Public servants, remuneration disparity and health of economy

Sunny Nwachukwu (Loyal Sigmite), PhD, a pure and applied chemist with an MBA in management, is an Onitsha based industrialist, a fellow of ICCON, and vice president, finance, Onitsha Chamber of Commerce. He can be reached on +234 803 318 2105 (text only) or schubltd@yahoo.com
June 12, 2024344 views0 comments
The Udoji Awards of the 1970s were recommendations made by the Udoji Public Service Review Commission for salary increases, civil servant training, administrative structure reforms, and the introduction of goal-oriented management. Shortly after the Nigerian Civil War, the civil service scale was reviewed by the military government to examine the organisation, structure and management of the public service. It was claimed that the said salary review introduced some form of inflation into the nation’s economic system because of the open display of the unexpected comfortable disposable income, affluence and high spending spree by civil servants all over the country; which was based on their highly elevated salary structure.
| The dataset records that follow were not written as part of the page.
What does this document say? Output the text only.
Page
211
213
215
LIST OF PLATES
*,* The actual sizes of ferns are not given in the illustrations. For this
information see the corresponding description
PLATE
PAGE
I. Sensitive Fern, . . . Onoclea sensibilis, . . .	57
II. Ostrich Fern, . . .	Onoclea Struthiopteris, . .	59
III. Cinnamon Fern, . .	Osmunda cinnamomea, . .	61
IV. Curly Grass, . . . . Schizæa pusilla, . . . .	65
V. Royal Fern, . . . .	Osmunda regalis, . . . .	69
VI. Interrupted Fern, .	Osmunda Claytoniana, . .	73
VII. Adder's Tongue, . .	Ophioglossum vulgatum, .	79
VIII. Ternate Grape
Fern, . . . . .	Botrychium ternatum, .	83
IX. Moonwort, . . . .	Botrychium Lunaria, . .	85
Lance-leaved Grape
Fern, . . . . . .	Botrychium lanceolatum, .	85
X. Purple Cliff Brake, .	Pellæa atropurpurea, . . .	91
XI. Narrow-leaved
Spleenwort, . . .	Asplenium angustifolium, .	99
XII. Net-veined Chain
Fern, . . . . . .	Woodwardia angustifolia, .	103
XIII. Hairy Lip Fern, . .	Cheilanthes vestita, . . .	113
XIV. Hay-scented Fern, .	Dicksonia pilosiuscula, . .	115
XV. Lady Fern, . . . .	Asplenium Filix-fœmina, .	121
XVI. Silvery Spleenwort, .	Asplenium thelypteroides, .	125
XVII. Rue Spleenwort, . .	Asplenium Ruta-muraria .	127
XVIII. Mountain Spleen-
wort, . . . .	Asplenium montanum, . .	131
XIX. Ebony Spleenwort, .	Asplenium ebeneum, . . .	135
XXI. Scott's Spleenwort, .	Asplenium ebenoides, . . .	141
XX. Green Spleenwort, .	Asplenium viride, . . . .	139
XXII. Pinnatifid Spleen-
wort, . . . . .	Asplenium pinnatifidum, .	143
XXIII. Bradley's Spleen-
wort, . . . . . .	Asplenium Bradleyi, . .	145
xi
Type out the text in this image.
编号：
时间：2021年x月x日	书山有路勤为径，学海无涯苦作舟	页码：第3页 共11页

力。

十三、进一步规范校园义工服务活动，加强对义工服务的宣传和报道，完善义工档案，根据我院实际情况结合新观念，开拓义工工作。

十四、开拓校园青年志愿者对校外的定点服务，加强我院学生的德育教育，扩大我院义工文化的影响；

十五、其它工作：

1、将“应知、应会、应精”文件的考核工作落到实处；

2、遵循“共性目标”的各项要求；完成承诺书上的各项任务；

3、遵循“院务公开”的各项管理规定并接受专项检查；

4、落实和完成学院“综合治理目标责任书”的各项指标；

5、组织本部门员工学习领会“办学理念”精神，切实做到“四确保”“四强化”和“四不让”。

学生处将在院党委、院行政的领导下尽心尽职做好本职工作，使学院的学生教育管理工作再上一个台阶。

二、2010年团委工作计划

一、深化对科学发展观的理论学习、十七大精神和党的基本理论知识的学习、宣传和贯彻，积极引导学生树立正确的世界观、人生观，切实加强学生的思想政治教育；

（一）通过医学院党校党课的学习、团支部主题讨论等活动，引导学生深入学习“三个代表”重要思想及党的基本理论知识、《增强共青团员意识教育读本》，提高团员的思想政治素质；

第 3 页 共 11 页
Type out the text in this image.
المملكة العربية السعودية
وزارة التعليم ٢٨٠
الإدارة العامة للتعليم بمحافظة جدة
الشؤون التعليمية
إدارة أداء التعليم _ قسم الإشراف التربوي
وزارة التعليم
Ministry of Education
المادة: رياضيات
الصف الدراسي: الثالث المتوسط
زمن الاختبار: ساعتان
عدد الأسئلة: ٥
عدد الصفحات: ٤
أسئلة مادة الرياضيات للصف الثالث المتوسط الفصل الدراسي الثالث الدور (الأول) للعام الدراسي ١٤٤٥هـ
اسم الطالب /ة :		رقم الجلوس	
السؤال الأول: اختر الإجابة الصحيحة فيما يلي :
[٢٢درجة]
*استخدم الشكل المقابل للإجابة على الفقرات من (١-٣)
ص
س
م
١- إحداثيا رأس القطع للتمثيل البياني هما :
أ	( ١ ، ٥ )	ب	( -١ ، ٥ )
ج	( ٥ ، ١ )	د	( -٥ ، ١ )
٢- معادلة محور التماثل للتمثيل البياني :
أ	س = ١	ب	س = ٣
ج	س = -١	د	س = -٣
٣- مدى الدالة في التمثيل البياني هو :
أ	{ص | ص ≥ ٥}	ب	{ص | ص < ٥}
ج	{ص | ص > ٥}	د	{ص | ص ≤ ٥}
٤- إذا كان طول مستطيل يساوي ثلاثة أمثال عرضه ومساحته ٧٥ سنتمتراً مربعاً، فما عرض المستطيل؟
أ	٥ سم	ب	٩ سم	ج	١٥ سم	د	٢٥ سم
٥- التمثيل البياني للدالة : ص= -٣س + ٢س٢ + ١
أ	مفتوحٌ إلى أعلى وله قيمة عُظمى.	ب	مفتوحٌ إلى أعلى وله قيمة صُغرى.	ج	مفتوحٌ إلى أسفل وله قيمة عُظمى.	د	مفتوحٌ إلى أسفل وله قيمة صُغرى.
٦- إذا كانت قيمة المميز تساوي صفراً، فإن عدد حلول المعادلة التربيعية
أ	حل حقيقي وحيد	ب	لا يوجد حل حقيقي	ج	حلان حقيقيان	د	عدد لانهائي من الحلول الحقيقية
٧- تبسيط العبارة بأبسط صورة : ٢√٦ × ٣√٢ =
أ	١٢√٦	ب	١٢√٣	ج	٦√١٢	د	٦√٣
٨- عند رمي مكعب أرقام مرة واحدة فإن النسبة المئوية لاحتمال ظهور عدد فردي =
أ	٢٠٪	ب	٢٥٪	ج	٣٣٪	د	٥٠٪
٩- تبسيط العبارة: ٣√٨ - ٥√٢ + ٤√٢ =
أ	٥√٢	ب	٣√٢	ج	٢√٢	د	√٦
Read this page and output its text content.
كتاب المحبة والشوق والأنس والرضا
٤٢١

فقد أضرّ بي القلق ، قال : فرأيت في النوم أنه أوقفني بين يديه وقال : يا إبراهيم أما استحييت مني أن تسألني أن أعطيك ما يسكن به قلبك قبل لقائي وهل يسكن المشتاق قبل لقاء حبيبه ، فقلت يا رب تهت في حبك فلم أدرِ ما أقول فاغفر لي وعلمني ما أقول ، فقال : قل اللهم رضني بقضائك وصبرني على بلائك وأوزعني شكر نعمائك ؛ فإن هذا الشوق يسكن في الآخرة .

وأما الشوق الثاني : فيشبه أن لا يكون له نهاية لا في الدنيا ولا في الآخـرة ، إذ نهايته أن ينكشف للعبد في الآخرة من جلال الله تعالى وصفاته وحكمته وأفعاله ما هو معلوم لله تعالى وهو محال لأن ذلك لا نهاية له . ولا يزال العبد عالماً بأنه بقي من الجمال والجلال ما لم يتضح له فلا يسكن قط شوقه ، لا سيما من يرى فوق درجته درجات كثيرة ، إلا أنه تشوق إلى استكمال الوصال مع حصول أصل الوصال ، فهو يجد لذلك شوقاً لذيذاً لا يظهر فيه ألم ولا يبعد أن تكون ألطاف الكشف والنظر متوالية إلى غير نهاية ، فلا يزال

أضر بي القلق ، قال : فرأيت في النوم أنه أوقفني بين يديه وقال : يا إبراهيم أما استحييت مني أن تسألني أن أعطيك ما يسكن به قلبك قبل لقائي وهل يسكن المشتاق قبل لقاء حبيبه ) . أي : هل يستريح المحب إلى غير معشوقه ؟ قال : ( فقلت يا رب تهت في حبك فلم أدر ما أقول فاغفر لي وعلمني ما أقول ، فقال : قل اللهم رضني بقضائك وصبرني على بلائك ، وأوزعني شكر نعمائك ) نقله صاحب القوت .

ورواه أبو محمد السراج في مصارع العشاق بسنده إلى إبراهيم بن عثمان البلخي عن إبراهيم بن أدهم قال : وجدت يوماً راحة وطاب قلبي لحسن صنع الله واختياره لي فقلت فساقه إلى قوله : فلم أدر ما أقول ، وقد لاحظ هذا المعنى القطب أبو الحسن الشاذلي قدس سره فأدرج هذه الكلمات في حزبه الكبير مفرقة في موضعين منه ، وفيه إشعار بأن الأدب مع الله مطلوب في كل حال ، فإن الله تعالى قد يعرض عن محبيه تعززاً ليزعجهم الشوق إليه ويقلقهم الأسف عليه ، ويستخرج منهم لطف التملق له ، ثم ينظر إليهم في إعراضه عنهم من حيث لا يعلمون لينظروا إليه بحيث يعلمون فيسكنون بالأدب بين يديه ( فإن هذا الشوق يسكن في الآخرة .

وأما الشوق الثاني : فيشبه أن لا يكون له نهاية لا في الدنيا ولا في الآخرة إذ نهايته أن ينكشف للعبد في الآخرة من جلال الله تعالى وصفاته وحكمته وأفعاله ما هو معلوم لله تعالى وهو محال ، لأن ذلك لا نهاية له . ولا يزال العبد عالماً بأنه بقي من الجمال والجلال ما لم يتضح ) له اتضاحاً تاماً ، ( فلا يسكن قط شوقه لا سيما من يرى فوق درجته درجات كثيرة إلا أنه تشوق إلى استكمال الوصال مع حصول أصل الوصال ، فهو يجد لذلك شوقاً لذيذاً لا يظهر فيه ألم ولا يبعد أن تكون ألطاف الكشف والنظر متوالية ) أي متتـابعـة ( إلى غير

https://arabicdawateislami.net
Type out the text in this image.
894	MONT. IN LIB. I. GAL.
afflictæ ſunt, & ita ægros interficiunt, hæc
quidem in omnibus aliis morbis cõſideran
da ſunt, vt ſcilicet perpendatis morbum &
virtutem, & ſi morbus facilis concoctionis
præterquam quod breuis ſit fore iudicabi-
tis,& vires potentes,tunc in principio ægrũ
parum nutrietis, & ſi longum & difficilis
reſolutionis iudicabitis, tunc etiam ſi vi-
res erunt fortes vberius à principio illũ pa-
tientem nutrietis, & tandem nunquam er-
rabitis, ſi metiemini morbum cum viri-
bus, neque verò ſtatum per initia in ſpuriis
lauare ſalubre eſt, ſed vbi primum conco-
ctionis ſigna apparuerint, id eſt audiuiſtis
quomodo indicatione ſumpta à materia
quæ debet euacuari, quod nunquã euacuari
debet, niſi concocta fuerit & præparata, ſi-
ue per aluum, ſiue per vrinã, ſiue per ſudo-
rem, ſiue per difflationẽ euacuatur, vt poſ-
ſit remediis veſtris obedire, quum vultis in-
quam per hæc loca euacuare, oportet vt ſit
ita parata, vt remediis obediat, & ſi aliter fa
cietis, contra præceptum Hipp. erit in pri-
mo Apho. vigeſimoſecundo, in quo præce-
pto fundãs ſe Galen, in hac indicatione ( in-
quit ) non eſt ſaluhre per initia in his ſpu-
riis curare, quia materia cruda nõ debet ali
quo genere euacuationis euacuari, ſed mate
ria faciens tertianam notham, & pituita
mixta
The trend as witnessed then appears now to be the complete opposite of the experiences of today’s civil servants and salary earning employees in all parts of the country. The salary earning workers in today’s Nigerian economy have very weak purchasing power that cannot match the ever rising inflation, while their take-home keeps thinning down in monetary value in the light of obvious static remunerations. The current economic challenges millions of Nigerians are facing is such that their salaries cannot meet up with the market spending pressures for basic daily needs and provisions in running homes and family expenditures.
The local currency’s steady fall and constant devaluation have exacerbated the economic hardship with high inflation being experienced by most Nigerians in the middle class of the economy. This unbearable situation further impoverishes the working class in the society due to the paucity of funds to meet their daily needs and, who can no longer afford adequate food in their homes. Families no longer feed their growing children well any more as their purses are getting more and more overstretched by the ever mounting essential needs that are elusive and are constantly no longer met. Looking at this hopeless economic situation from the perspective of augmenting the take-home of paid employees in the labour market, the national current account status, unfortunately, is not healthy enough to support such presumed national financial load. This, of course, is the case in hand, because those in authority appear to be rendering poor governance, whereas the hope of improving the economy through enhanced productivity is never encouraged within the system due to the endemic systemic corrupt practices that are gradually killing the country.
The current burning national issues – the labour agitation for salary increase or scaling up of the national minimum wage, and the nationwide industrial action – are like two cones with different faces. In well organised economies, such ugly and shameful development does not arise because the human resources planning organs in all developed countries are constantly engaged to be productive and also earn very decent living. People living in such organised systems are proactively scheduling that aspect of social inclusion (salary placement) to be reasonably prosecuted without fear or favour. Our system is so disorganised that the national data analysis, which should constantly be utilised in placement and staff remunerations of Nigerians in the labour market, is never updated nor considered for the sake of numerous poor Nigerians. What our leaders do on the contrary is to abnormally pad salaries and allowances (above measure) for themselves and their cronies. This is where the problem of the country begins. The leadership, without conscience, keeps squeezing the sick and poor to do more by way of heaping more taxes on the helpless. These very leaders take home abnormal earnings, while their subjects go home with little more than nothing. The obvious pain witnessed in the attempt at correcting the economy for the better, further faces challenges that seem irreversible in the eyes of ordinary Nigerians. This singular observation shows the very huge disparity in the salary structures between those in government and those struggling in the streets of Nigeria.
Disparity in salaries in the country needs to be addressed. Closing such a gap entails huge sacrifices by those in government in willing to scale down and also sacrifice in many other ways that offer hope of survival to every Nigerian. Such financial adjustment can be by way of improving the salaries that can reasonably sustain all essential expenditure of humble families that earn very little above the expected minimum wage.
Nigerian politicians in general are, therefore, called upon to patriotically contribute and support economic growth that can enhance gross domestic product (GDP), increase productivity rate, improve export trade arrangements that can become the key to economic survival by improving the lots of those repatriating foreign exchange from exports. Such an arrangement can also become the template that an ailing economy could productively apply when seeking to close the gap on finance. A situation where the minimum wage is fixed (for a pittance) and compared to the basic salaries of all elected officials (that count their take home in millions) is one among other strategies that shall close the gap of remunerations among civil servants within the economy.